Tukijo merasa sangat kecewa. Ya, memang benar, mereka telah menjadi gila, sebagaimana yang telah saya alamatkan kepadanya. Karena dia tak sanggup menutupi rasa kecewanya yang menggayut, dia lalu mengakhiri pentasnya sambil mengumpat, “Diancuk!” lalu bergegas ke kamar rias dan menangis terbata-bata tak ubahnya anak kecil.

Penonton geger dan merasa sangat kehilangan. Mereka belum puas dan membuat gaduh suasana. Pembawa acara segera tampil melerai. Mendinginkan suasana. Mencoba menjanjikan pementasan di lain kesempatan. Penonton maklum.

Seorang gadis manis bergegas dengan cepat memburu ke kamar rias sang bintang. Lalu menyeret ke luar. Sang pelawak ketika itu masih bercucuran air mata dengan kelopak mata sembab. Di hadapan ratusan hadirin sang gadis manis itu berkali-kali mendaratkan ciuman ke pipi sang bintang. Dan adegan ini disambut luar biasa meriah. Sesudah itu acara bubar.

Masih di kamar rias.

Masih pula Tukijo menangis tersedu-sedu. Dengan lunglai dia tatap mukanya sendiri di balik cermin. Berpuluh kali dia mengutuki dirinya yang gagal. Mencaci-maki. Lalu muncullah wajah sahabatnya yang amat dia benci. Dan tanpa dia duga wajah menyebalkan itu kini malah muncul di cermin. Darahnya mendidih lagi.

“Oh, adikku yang semata wayang. Yang kusayang lebih dari diriku sendiri. Kau hendak dinodai oleh orang yang selama ini amat kuhormati dan kupercayai lebih dari seorang sahabat dan saudara. Oh tidak!”
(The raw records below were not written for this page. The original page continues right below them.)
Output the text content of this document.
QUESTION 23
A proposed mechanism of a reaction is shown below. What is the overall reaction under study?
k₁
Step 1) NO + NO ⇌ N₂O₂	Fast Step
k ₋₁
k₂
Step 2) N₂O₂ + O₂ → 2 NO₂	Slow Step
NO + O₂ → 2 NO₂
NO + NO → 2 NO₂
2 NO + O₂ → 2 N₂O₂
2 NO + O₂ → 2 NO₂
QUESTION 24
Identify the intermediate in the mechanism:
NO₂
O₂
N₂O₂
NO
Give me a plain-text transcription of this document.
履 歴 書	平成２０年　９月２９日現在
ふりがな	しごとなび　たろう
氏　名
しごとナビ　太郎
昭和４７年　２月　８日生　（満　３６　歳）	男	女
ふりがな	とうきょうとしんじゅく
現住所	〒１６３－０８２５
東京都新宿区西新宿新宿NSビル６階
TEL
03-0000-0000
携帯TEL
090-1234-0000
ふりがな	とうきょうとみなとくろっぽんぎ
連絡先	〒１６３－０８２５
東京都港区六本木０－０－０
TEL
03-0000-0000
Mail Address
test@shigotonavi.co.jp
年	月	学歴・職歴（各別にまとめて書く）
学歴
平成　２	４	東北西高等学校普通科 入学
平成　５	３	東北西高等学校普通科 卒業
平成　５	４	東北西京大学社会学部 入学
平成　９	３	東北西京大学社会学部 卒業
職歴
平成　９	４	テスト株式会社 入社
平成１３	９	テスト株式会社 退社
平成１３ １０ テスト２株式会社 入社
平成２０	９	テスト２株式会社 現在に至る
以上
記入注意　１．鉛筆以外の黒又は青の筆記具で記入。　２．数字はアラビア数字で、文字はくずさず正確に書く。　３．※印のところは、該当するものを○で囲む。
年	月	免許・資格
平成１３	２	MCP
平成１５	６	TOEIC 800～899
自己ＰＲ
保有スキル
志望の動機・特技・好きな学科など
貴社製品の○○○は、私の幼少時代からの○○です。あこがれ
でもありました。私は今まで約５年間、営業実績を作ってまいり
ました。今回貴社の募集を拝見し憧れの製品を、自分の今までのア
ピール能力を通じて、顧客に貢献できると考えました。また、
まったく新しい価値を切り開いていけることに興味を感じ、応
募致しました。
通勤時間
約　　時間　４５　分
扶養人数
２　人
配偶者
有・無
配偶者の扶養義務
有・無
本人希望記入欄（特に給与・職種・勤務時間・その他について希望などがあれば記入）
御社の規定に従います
Lalu dengan geram Tukijo meninju cermin. Braak! Pas saat itu manajer datang. Serpihan cermin berhamburan ke lantai kamar yang beralaskan permadani. Dengan penuh maklum sang manajer memanggil pelayan untuk membersihkan. Seorang pelayan lain datang sambil membawa pembalut untuk tangan Tukijo yang berdarah.

“Sudahlah, bung Tukijo! Saya sudah tahu semuanya.”

Dengan terbeliak Tukijo menyahut.

“Anda sudah tahu semuanya, Pak Manajer?”

“Iya, karena itu saya datang sambil menyerahkan tip khusus atas prestarsi Anda yang luar biasa malam ini. Di samping saya bersedia menaikkan honor sebagaimana yang pernah Anda rundingkan kepada saya dua bulan yang lewat. Selamat, dan saya pribadi merasa sangat puas atas prestasi Anda malam ini.”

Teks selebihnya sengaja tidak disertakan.